The President gave a speech down in Austin recently. This was all about politics. Obama hit on a very popular theme with the DNC folks. He wants a tax increase on wealthy people. There is little doubt but that he will get what he is asking for. The section that I thought was important:
“If we want to reduce our deficit, our sacrifice has to be shared. And that means even as we’re making spending cuts, we also have to end the tax cuts to the wealthiest 2 percent of Americans in this country. (Applause.) It’s not because we want to punish success. It’s because if we’re going to ask Americans to sacrifice a little bit, we can’t tell millionaires and billionaires that they don’t have to do a thing.”
How could one argue with this kind of talk? Millionaires and billionaires are not carrying their share of the burden so we should tax the hell out of them.
The audience that I write to doesn’t like Obama very much. They also don’t like big government; they hate the financial institutions and the fat cats with big bonuses. So I’m interested to hear what might be said on this topic. Is Obama striking a chord with you? I understand if he does. But you need to look where this is headed. If you are young, with children, and have debt from education or a home and aspire for some degree of success in your life; beware. What Obama is proposing is headed your way.
When Obama talks of taxing millionaires and billionaires he is missing the mark. He is pushing for a higher tax on income. What he doesn’t get is that millionaires and billionaires actually don’t have that much income. Yes they have wealth, but it is very easy to avoid paying taxes on wealth. The people who will pay higher taxes are young people, not the rich old fogies that have bundles in the bank. I got this note from a young professional who works very hard and is far from wealthy. He does make a decent income and that income will get squeezed by the higher taxes that are coming.
I love it when Obama talks about taxing the “wealthy” when he talks of high taxable income. Since he targets people with high wage income, he’s targeting young people without much wealth that have a lot of debt (student, home, etc). The wealthy are mostly older folks, many of whom have lots of their money in muni bonds and assets throwing off capital gains. The wealthy are also foreigners who can invest in the US without US tax on their capital gains, and reduced US tax on dividends if a treaty applies, and generally, no US tax on interest income.
If you want to hike taxes on engineers, doctors, lawyers, accountants, airline pilots, and others with householders in high-earning brackets, fine. But it takes balls to call them millionaires and billionaires.
In the President’s speech he had this to say:
I don’t want a $200,000 tax cut that’s paid for by asking 33 seniors each to pay more than $6,000 in extra Medicare costs.
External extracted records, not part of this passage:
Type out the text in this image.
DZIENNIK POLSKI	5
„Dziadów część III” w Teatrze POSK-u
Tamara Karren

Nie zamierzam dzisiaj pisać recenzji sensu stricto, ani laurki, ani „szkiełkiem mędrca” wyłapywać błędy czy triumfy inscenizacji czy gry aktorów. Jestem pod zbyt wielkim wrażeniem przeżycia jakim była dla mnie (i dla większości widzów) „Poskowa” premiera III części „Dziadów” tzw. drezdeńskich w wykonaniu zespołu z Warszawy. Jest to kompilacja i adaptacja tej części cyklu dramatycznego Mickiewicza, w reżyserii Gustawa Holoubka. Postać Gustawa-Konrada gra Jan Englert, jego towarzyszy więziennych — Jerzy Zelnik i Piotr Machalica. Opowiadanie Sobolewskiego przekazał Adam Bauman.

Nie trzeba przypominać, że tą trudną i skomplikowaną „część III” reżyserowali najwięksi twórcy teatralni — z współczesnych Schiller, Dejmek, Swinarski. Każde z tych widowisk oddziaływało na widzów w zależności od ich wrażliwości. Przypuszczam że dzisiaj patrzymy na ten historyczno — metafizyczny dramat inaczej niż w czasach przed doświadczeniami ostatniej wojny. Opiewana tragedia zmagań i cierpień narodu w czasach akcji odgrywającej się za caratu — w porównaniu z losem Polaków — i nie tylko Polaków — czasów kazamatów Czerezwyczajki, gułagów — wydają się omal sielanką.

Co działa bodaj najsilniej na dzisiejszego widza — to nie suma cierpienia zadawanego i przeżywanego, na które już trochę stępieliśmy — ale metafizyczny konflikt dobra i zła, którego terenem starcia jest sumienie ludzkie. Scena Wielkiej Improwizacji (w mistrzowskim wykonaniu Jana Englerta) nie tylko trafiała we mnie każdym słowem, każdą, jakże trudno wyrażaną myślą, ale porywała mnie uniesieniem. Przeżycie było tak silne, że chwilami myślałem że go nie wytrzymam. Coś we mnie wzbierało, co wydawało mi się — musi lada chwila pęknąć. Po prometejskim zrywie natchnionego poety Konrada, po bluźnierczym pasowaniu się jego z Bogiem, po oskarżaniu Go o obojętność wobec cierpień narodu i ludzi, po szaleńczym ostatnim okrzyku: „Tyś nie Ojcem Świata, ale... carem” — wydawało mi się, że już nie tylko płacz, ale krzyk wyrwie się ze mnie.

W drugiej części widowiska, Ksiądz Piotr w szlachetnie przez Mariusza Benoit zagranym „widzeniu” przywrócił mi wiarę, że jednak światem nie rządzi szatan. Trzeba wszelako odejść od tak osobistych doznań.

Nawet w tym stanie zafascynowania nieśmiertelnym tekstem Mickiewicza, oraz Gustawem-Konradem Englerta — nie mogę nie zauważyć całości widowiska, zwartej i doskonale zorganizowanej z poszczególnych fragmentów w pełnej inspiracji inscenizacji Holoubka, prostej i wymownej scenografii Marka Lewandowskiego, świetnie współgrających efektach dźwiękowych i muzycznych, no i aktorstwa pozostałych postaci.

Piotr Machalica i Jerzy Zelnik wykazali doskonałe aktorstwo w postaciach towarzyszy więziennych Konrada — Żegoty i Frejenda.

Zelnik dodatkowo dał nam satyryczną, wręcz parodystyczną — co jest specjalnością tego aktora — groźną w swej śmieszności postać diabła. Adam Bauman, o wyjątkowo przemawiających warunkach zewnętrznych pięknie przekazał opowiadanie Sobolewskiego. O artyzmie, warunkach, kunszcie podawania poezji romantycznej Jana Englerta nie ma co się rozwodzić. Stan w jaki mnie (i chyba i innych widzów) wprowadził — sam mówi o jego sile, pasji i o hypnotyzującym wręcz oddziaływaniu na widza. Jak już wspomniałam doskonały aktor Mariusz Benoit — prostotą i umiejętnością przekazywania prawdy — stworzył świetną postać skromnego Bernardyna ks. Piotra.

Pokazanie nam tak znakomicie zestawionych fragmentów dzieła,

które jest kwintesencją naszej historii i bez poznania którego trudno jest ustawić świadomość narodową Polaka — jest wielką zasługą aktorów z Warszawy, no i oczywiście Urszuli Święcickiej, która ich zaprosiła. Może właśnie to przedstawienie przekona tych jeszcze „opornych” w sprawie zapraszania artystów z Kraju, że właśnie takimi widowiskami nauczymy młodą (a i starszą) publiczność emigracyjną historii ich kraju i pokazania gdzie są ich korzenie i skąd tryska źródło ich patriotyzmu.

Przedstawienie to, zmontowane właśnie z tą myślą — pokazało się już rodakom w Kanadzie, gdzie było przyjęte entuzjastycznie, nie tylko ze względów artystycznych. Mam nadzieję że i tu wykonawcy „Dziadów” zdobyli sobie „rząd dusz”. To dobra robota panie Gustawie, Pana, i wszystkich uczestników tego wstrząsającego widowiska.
I don’t want that. I don’t want my tax cut paid for by cutting kids out of Head Start or doing away with health insurance for millions of people on Medicaid, seniors in nursing homes and poor children and middle-class families who are raising a child with a disability like autism. That’s not a tradeoff I’m willing to make.
These sure sound like popular views. The President has defined the debate here. This is about billionaires on the one hand and seniors, Medicaid and Medicare recipients even kids with autism on the other hand. But actually the proposal to increase income taxes will hurt a different audience than those billionaires. Those that are going to get hit, the young lawyers, doctors, airline pilots and business people of all stripes are going to respond with their feet. They will not vote for leadership that puts the tax burden squarely on them.
The end result will be that the political pendulum will shift to the extreme right. The House, Senate and the White House will belong to conservatives. When that happens there will be a great unwinding of the social programs that Obama champions. And all those who think the solution is to tax wealth will be very disappointed with the outcome.